26. The apparatus of claim 25, further comprising means for encoding said companded domain residual signal sample values based at least in part on an estimate of a variance of said companded domain residual signal sample values.

27. The apparatus of claim 24, further comprising means for encoding said linear prediction coefficients.

28. The apparatus of claim 27, wherein said means for encoding is capable of encoding said linear prediction coefficients in accordance with G.711.

29. The apparatus of claim 24, further comprising means for Rice coding said companded residual signal sample values.

30. The apparatus of claim 24, further comprising means for determining an absolute moment of sample-based estimates of probabilities of said companded domain residual signal sample values.

31. The apparatus of claim 30, further comprising means for determining a variance of distribution of said sample-based estimates of probabilities of said companded domain residual signal sample values based at least in part on said absolute moment.

32. The apparatus of claim 31, further comprising means for selecting an encoding scheme for encoding said residual signal sample values based at least in part on said variance of distribution.

33. The apparatus of claim 32, wherein said encoding scheme comprises a Huffman code.

34. The apparatus of claim 32, further comprising means for determining a number of bits to represent said encoding scheme based at least in part on an index value corresponding to said variance of distribution.

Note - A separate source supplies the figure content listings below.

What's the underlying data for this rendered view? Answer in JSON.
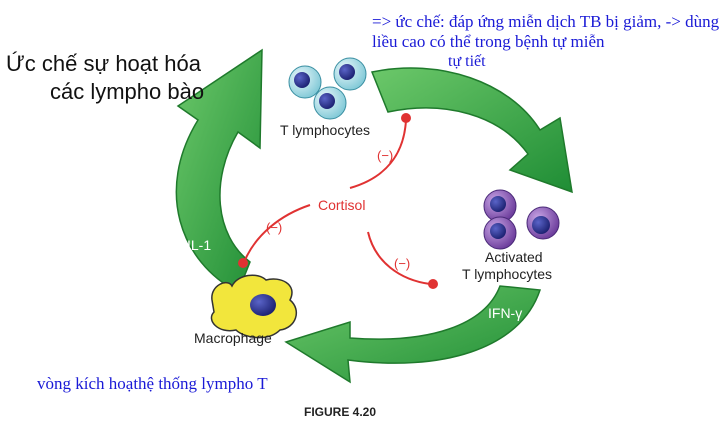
{
  "title": [
    "Ức chế sự hoạt hóa",
    "các lympho bào"
  ],
  "note_top": "=> ức chế: đáp ứng miễn dịch TB bị giảm, -> dùng liều cao có thể trong bệnh tự miễn",
  "note_overlap": "tự tiết",
  "note_bottom": "vòng kích hoạthệ thống lympho T",
  "labels": {
    "t_lymphocytes": "T lymphocytes",
    "activated": [
      "Activated",
      "T lymphocytes"
    ],
    "macrophage": "Macrophage",
    "cortisol": "Cortisol",
    "il1": "IL-1",
    "ifn": "IFN-γ",
    "inhibit": "(−)"
  },
  "figure_caption": "FIGURE 4.20",
  "colors": {
    "arrow_fill": "#3cae4a",
    "arrow_edge": "#1f7a2c",
    "inhibit_red": "#e03232",
    "note_blue": "#1a1ad6",
    "t_cell_outer": "#bfe3ea",
    "activated_outer": "#8a5bb5",
    "cell_nucleus": "#2e3690",
    "macrophage_body": "#f2e63c"
  }
}
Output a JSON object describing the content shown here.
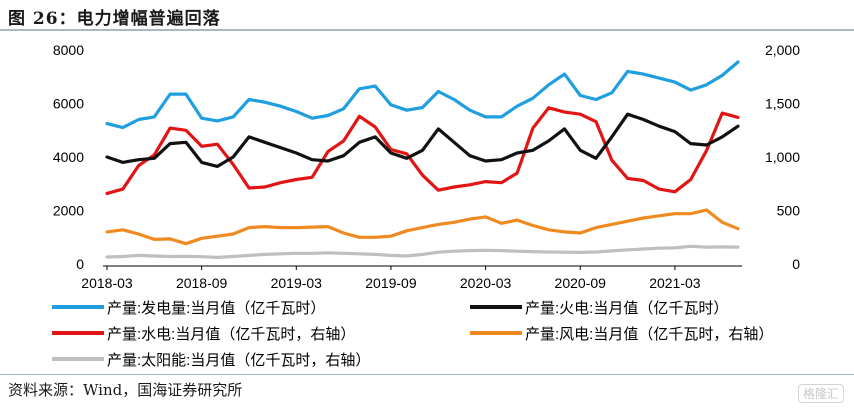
{
  "figure_title": "图 26：电力增幅普遍回落",
  "source": "资料来源：Wind，国海证券研究所",
  "watermark": "格隆汇",
  "chart_data": {
    "type": "line",
    "x": [
      "2018-03",
      "2018-04",
      "2018-05",
      "2018-06",
      "2018-07",
      "2018-08",
      "2018-09",
      "2018-10",
      "2018-11",
      "2018-12",
      "2019-01",
      "2019-02",
      "2019-03",
      "2019-04",
      "2019-05",
      "2019-06",
      "2019-07",
      "2019-08",
      "2019-09",
      "2019-10",
      "2019-11",
      "2019-12",
      "2020-01",
      "2020-02",
      "2020-03",
      "2020-04",
      "2020-05",
      "2020-06",
      "2020-07",
      "2020-08",
      "2020-09",
      "2020-10",
      "2020-11",
      "2020-12",
      "2021-01",
      "2021-02",
      "2021-03",
      "2021-04",
      "2021-05",
      "2021-06",
      "2021-07"
    ],
    "x_tick_labels": [
      "2018-03",
      "2018-09",
      "2019-03",
      "2019-09",
      "2020-03",
      "2020-09",
      "2021-03"
    ],
    "ylim_left": [
      0,
      8000
    ],
    "ylim_right": [
      0,
      2000
    ],
    "y_left_ticks": [
      "0",
      "2000",
      "4000",
      "6000",
      "8000"
    ],
    "y_right_ticks": [
      "0",
      "500",
      "1,000",
      "1,500",
      "2,000"
    ],
    "grid": false,
    "legend_position": "bottom",
    "series": [
      {
        "name": "产量:发电量:当月值（亿千瓦时）",
        "axis": "left",
        "color": "#1f9ee0",
        "values": [
          5250,
          5100,
          5400,
          5500,
          6350,
          6350,
          5450,
          5350,
          5500,
          6150,
          6050,
          5900,
          5700,
          5450,
          5550,
          5800,
          6550,
          6650,
          5950,
          5750,
          5850,
          6450,
          6150,
          5750,
          5500,
          5500,
          5900,
          6200,
          6700,
          7100,
          6300,
          6150,
          6400,
          7200,
          7100,
          6950,
          6800,
          6500,
          6700,
          7050,
          7550
        ]
      },
      {
        "name": "产量:火电:当月值（亿千瓦时）",
        "axis": "left",
        "color": "#111111",
        "values": [
          4000,
          3800,
          3900,
          3950,
          4500,
          4550,
          3800,
          3650,
          4000,
          4750,
          4550,
          4350,
          4150,
          3900,
          3850,
          4050,
          4550,
          4750,
          4150,
          3950,
          4250,
          5050,
          4550,
          4050,
          3850,
          3900,
          4150,
          4250,
          4600,
          5050,
          4250,
          3950,
          4750,
          5600,
          5400,
          5150,
          4950,
          4500,
          4450,
          4750,
          5150
        ]
      },
      {
        "name": "产量:水电:当月值（亿千瓦时，右轴）",
        "axis": "right",
        "color": "#e31414",
        "values": [
          660,
          700,
          920,
          1020,
          1270,
          1250,
          1100,
          1120,
          930,
          710,
          720,
          760,
          790,
          810,
          1050,
          1150,
          1380,
          1280,
          1070,
          1030,
          830,
          690,
          720,
          740,
          770,
          760,
          850,
          1270,
          1460,
          1420,
          1400,
          1330,
          970,
          800,
          780,
          700,
          675,
          790,
          1060,
          1410,
          1370
        ]
      },
      {
        "name": "产量:风电:当月值（亿千瓦时，右轴）",
        "axis": "right",
        "color": "#ef8a20",
        "values": [
          300,
          320,
          280,
          230,
          235,
          190,
          240,
          260,
          280,
          340,
          350,
          340,
          340,
          345,
          350,
          290,
          250,
          250,
          260,
          310,
          340,
          370,
          390,
          420,
          440,
          380,
          410,
          360,
          320,
          300,
          290,
          340,
          370,
          400,
          430,
          450,
          470,
          470,
          505,
          390,
          330
        ]
      },
      {
        "name": "产量:太阳能:当月值（亿千瓦时，右轴）",
        "axis": "right",
        "color": "#bfbfbf",
        "values": [
          65,
          70,
          80,
          75,
          70,
          72,
          68,
          62,
          70,
          80,
          90,
          95,
          100,
          100,
          105,
          100,
          95,
          90,
          80,
          75,
          90,
          110,
          120,
          125,
          128,
          125,
          120,
          115,
          112,
          110,
          108,
          112,
          122,
          132,
          140,
          148,
          150,
          165,
          158,
          160,
          158
        ]
      }
    ]
  }
}
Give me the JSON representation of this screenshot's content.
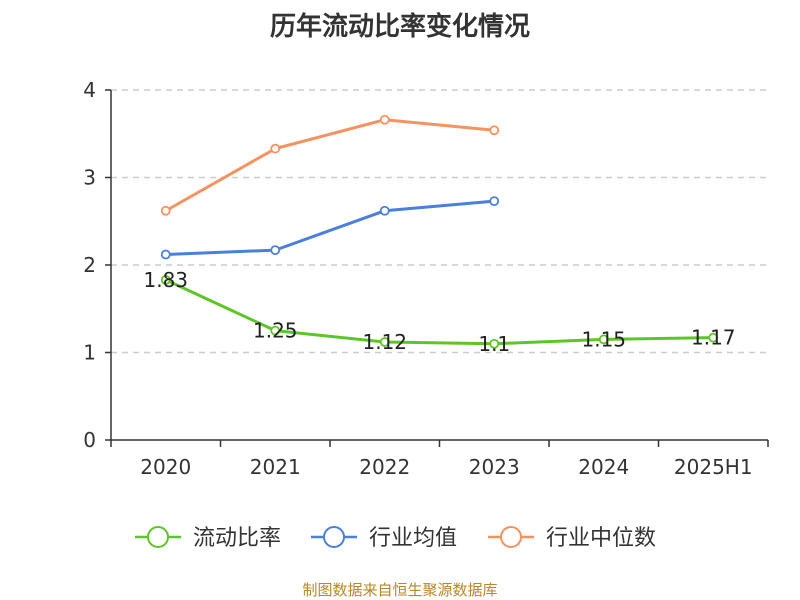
{
  "chart_data": {
    "type": "line",
    "title": "历年流动比率变化情况",
    "categories": [
      "2020",
      "2021",
      "2022",
      "2023",
      "2024",
      "2025H1"
    ],
    "ylim": [
      0,
      4
    ],
    "yticks": [
      "0",
      "1",
      "2",
      "3",
      "4"
    ],
    "grid": "horizontal-dashed",
    "legend_position": "bottom",
    "series": [
      {
        "name": "流动比率",
        "color": "#5cc628",
        "values": [
          1.83,
          1.25,
          1.12,
          1.1,
          1.15,
          1.17
        ],
        "labels": [
          "1.83",
          "1.25",
          "1.12",
          "1.1",
          "1.15",
          "1.17"
        ],
        "show_labels": true
      },
      {
        "name": "行业均值",
        "color": "#4a7fdb",
        "values": [
          2.12,
          2.17,
          2.62,
          2.73,
          null,
          null
        ],
        "show_labels": false
      },
      {
        "name": "行业中位数",
        "color": "#f59360",
        "values": [
          2.62,
          3.33,
          3.66,
          3.54,
          null,
          null
        ],
        "show_labels": false
      }
    ]
  },
  "source_note": "制图数据来自恒生聚源数据库",
  "source_note_color": "#b8862b",
  "axis_color": "#333333",
  "grid_color": "#cccccc"
}
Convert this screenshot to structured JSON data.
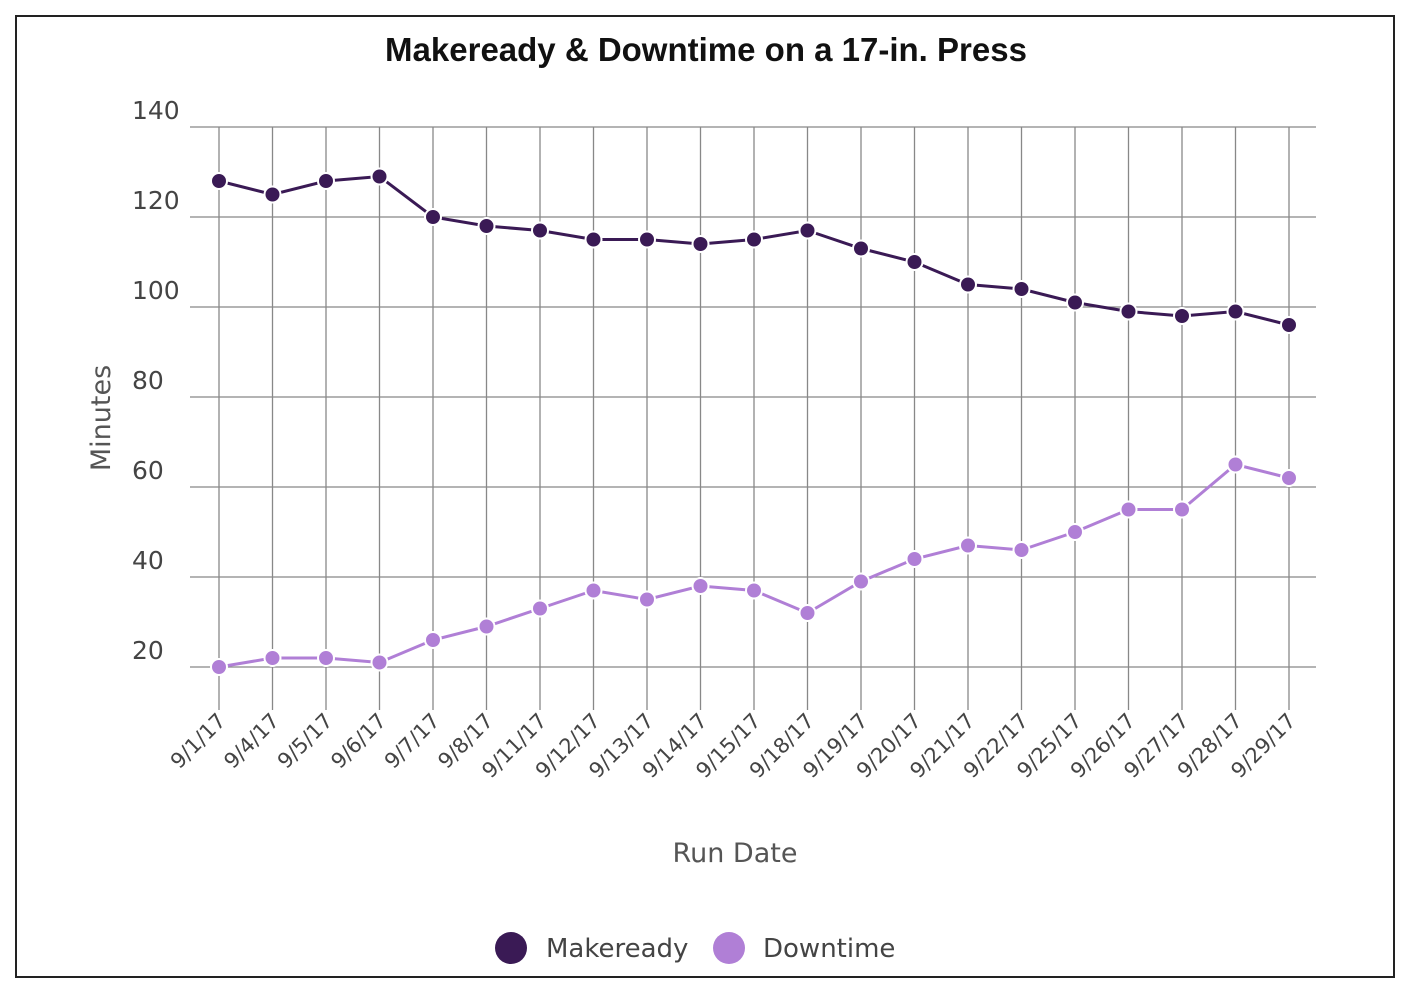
{
  "chart_data": {
    "type": "line",
    "title": "Makeready & Downtime on a 17-in. Press",
    "xlabel": "Run Date",
    "ylabel": "Minutes",
    "ylim": [
      20,
      140
    ],
    "yticks": [
      20,
      40,
      60,
      80,
      100,
      120,
      140
    ],
    "grid": true,
    "legend_position": "bottom",
    "categories": [
      "9/1/17",
      "9/4/17",
      "9/5/17",
      "9/6/17",
      "9/7/17",
      "9/8/17",
      "9/11/17",
      "9/12/17",
      "9/13/17",
      "9/14/17",
      "9/15/17",
      "9/18/17",
      "9/19/17",
      "9/20/17",
      "9/21/17",
      "9/22/17",
      "9/25/17",
      "9/26/17",
      "9/27/17",
      "9/28/17",
      "9/29/17"
    ],
    "series": [
      {
        "name": "Makeready",
        "color": "#3a1a55",
        "values": [
          128,
          125,
          128,
          129,
          120,
          118,
          117,
          115,
          115,
          114,
          115,
          117,
          113,
          110,
          105,
          104,
          101,
          99,
          98,
          99,
          96
        ]
      },
      {
        "name": "Downtime",
        "color": "#b07fd6",
        "values": [
          20,
          22,
          22,
          21,
          26,
          29,
          33,
          37,
          35,
          38,
          37,
          32,
          39,
          44,
          47,
          46,
          50,
          55,
          55,
          65,
          62
        ]
      }
    ]
  }
}
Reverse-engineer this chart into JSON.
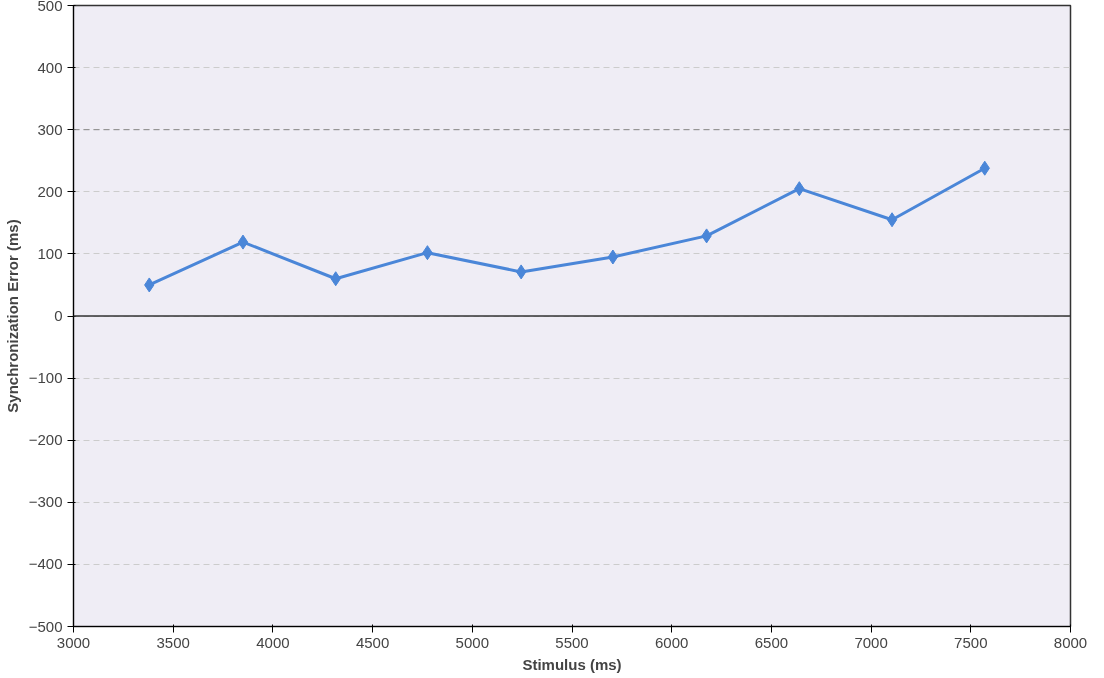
{
  "chart_data": {
    "type": "line",
    "xlabel": "Stimulus (ms)",
    "ylabel": "Synchronization Error (ms)",
    "x": [
      3380,
      3850,
      4315,
      4775,
      5245,
      5705,
      6175,
      6640,
      7105,
      7570
    ],
    "series": [
      {
        "color": "#4a86d8",
        "values": [
          50,
          119,
          60,
          102,
          71,
          95,
          129,
          205,
          155,
          238
        ]
      }
    ],
    "xlim": [
      3000,
      8000
    ],
    "xticks": [
      3000,
      3500,
      4000,
      4500,
      5000,
      5500,
      6000,
      6500,
      7000,
      7500,
      8000
    ],
    "ylim": [
      -500,
      500
    ],
    "yticks": [
      -500,
      -400,
      -300,
      -200,
      -100,
      0,
      100,
      200,
      300,
      400,
      500
    ],
    "grid": "y",
    "marker": "diamond",
    "line_style": "solid",
    "ref_lines": [
      {
        "axis": "y",
        "value": 0,
        "color": "#333333",
        "line_style": "solid"
      },
      {
        "axis": "y",
        "value": 300,
        "color": "#888888",
        "line_style": "dashed"
      }
    ]
  }
}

35. An article comprising: a storage medium having stored thereon instructions executable by a processor to:

generate one or more residual signal sample values corresponding to input signal sample values based at least in part on linear predication coding using linear prediction coefficients;

generate companded domain signal sample values based at least in part on said input signal sample values; and

generate companded domain residual signal sample values based at least in part on said companded domain signal sample values and said mapped signal sample values.

36. The article of claim 35, wherein said instructions are further executable by said processor to encode said companded domain residual signal sample values.

37. The article of claim 36, wherein said instructions are further executable by said processor to encode said companded domain residual signal sample values based at least in part on an estimate of a variance of said companded domain residual signal sample values.

38. The article of claim 35, wherein said instructions are further executable by said processor to encode said linear prediction coefficients.

39. The article of claim 38, wherein said instructions are further executable by said processor to encode said linear prediction coefficients in accordance with G.711.

40. The article of claim 35, wherein said instructions are further executable by said processor to Rice code said companded residual signal sample values.

41. The article of claim 35, wherein said instructions are further executable by said processor to determine an absolute moment of sample-based estimates of probabilities of said companded domain residual signal sample values.

42. The article of claim 41, wherein said instructions are further executable by said processor to determine a variance of distribution of said sample-based estimates of probabilities of said companded domain residual signal sample values based at least in part on said absolute moment.

43. The article of claim 42, wherein said instructions are further executable by said processor to select an encoding scheme for encoding said residual signal sample values based at least in part on said variance of distribution.

44. The article of claim 43, wherein said encoding scheme comprises a Huffman code.

45. The article of claim 43, wherein said instructions are further executable by said processor to determine a number of bits to represent said encoding scheme based at least in part on an index value corresponding to said variance of distribution.